Complementarity of genuine multipartite Bell nonlocality

We introduce a feature of no-signaling (Bell) nonlocal theories: namely, when a system of multiple parties manifests genuine nonlocal correlation, then there cannot be arbitrarily high nonlocal correlation among any subset of the parties. We call this feature complementarity of genuine multipartite nonlocality. We use Svetlichny's criterion for genuine multipartite nonlocality and nonlocal games to derive the complementarity relations under no-signaling constraints. We find that the complementarity relations are tightened for the much stricter quantum constraints. We compare this notion with the well-known notion of monogamy of nonlocality. As a consequence, we obtain tighter nontrivial monogamy relations that take into account genuine multipartite nonlocality.

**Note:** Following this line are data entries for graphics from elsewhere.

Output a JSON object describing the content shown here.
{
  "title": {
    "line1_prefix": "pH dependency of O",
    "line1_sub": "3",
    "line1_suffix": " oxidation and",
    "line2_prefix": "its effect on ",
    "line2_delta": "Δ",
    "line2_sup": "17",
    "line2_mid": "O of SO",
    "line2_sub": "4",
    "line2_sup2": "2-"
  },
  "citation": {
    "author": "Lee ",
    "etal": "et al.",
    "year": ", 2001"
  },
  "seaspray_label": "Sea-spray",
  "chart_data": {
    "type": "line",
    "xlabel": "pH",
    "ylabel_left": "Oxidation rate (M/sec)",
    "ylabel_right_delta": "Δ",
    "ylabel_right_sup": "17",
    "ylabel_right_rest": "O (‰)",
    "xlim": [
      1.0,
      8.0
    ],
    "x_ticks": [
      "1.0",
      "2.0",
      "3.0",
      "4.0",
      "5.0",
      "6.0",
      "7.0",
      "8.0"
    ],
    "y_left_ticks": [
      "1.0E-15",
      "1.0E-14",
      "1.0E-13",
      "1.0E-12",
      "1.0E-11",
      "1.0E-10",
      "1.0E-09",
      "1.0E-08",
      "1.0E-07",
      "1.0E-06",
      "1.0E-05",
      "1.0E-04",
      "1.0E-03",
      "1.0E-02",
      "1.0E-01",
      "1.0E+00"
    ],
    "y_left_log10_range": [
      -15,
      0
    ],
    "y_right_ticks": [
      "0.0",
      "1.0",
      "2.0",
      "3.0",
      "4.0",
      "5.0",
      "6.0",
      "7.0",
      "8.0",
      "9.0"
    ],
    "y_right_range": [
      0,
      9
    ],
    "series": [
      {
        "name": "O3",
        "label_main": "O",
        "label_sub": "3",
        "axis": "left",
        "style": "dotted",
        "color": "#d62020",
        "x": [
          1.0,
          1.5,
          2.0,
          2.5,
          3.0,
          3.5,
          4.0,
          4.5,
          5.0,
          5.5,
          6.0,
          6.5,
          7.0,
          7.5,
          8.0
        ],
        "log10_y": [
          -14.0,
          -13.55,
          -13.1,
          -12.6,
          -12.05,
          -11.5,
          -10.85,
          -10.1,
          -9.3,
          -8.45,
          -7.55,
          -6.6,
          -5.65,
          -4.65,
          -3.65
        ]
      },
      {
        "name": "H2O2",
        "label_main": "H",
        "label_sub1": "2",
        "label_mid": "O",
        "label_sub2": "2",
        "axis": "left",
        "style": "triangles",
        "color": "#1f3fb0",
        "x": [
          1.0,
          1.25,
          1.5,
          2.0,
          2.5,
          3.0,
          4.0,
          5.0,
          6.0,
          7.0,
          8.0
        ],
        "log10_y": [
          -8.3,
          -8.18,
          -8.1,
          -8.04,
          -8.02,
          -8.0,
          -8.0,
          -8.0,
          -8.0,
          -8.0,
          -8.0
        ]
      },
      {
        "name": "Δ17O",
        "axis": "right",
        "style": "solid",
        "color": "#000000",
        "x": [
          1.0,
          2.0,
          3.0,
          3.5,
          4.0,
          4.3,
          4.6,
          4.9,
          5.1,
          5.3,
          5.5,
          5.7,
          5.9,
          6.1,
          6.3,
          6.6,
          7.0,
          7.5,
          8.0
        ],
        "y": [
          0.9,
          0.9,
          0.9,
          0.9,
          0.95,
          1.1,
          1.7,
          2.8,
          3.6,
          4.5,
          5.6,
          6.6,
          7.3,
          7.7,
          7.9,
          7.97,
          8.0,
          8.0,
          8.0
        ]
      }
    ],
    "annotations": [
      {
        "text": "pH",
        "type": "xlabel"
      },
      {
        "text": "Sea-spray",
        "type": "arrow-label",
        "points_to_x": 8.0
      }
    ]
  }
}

Furthermore, we provide numerical evidence showcasing this feature using a bipartite measure and several other well-known tripartite measures of nonlocality.

Figure 1

Plot of maximum achievable winning probability in a particular $S_n^j$ game, ${max}_{\mathcal{NS}}\left\{p\left(S_n^j\right)\right\}$, against the observed winning probability in another $S_n^i$ game, $p\left(S_n^i\right)$ (when $S_n^i$ and $S_n^j$ are not trivially complementary). Solid blue line, maximization over no-signaling probability distributions; dashed orange curve, quantum probabilities.

Figure 2

Plot of maximum achievable winning probability in a particular $S_k^j$ game, $max\left\{p\left(S_k^j\right)\right\}$, against the observed winning probability in an $S_n^i$ game, $p\left(S_n^i\right)$ [when $S_k^j\equiv S_n^i|({\mathcal{A}}_{n-k}=a,{\mathcal{B}}_{n-k}=b)$ for some $a,b\in \{0,1\}]$. Blue curve, maximization over no-signaling probability distributions; orange curve, quantum probabilities.

Figure 3

The proof sketch for Theorem 2. It utilizes Property 3, Property 4, and the relation presented in Theorem 1.

Figure 4

Extremal form of (a) monogamy of nonlocality versus (b) complementarity of genuine nonlocality in a bipartite and tripartite scenario.

Figure 5

Plot of maximum achievable value of the sum of winning probabilities of an $S_2$ game played between $A_1,A_2$ and $A_1,A_3$, $max\{p_{A_1{A}_2}\left(S_2\right)+p_{A_1{A}_3}\left(S_2\right)\}$, against the observed winning probability in an $S_3$ game, $p\left(S_3\right)$. Solid blue line, maximization over no-signaling probability distributions; dashed orange curve, quantum probabilities.

Figure 6

The curves of maximum achievable success probability in an $S_2$ game played between $A_1$ and $A_2$, $max\left\{p_{A_1,A_2}\left(S_2\right)\right\}$, against the winning probability in an $S_2$ game played between $A_1$ and $A_3$, $p_{A_1,A_3}\left(S_2\right)$, given different observed value of the winning probability in an $S_3$ game, $p_{A_1,A_2,A_3}\left(S_3\right)$: (a) no signaling and (b) quantum constraints. The first curve from the top corresponds to the topmost legend entry, the second curve to the second legend entry, and so on.

Figure 7

Plot of maximum achievable winning probability in a $S_2$ game, $max\left\{p\left(S_2\right)\right\}$ against some tripartite measures of nonlocality: (a) the observed winning probability in the $M_3$ game, $p\left(M_3\right)$; (b) the observed winning probability in the $N_3$ game, $p\left(N_3\right)$; (c) the observed value of Mermin's facet expression, $M{F}_3$; (d) The observed value of $I_3$; and (e) The observed winning probability in the GYNI game, $p\left(GYN{I}_3\right)$. For maximization over no-signaling probability distributions, the solid blue line, and for quantum probabilities, the dashed orange curve.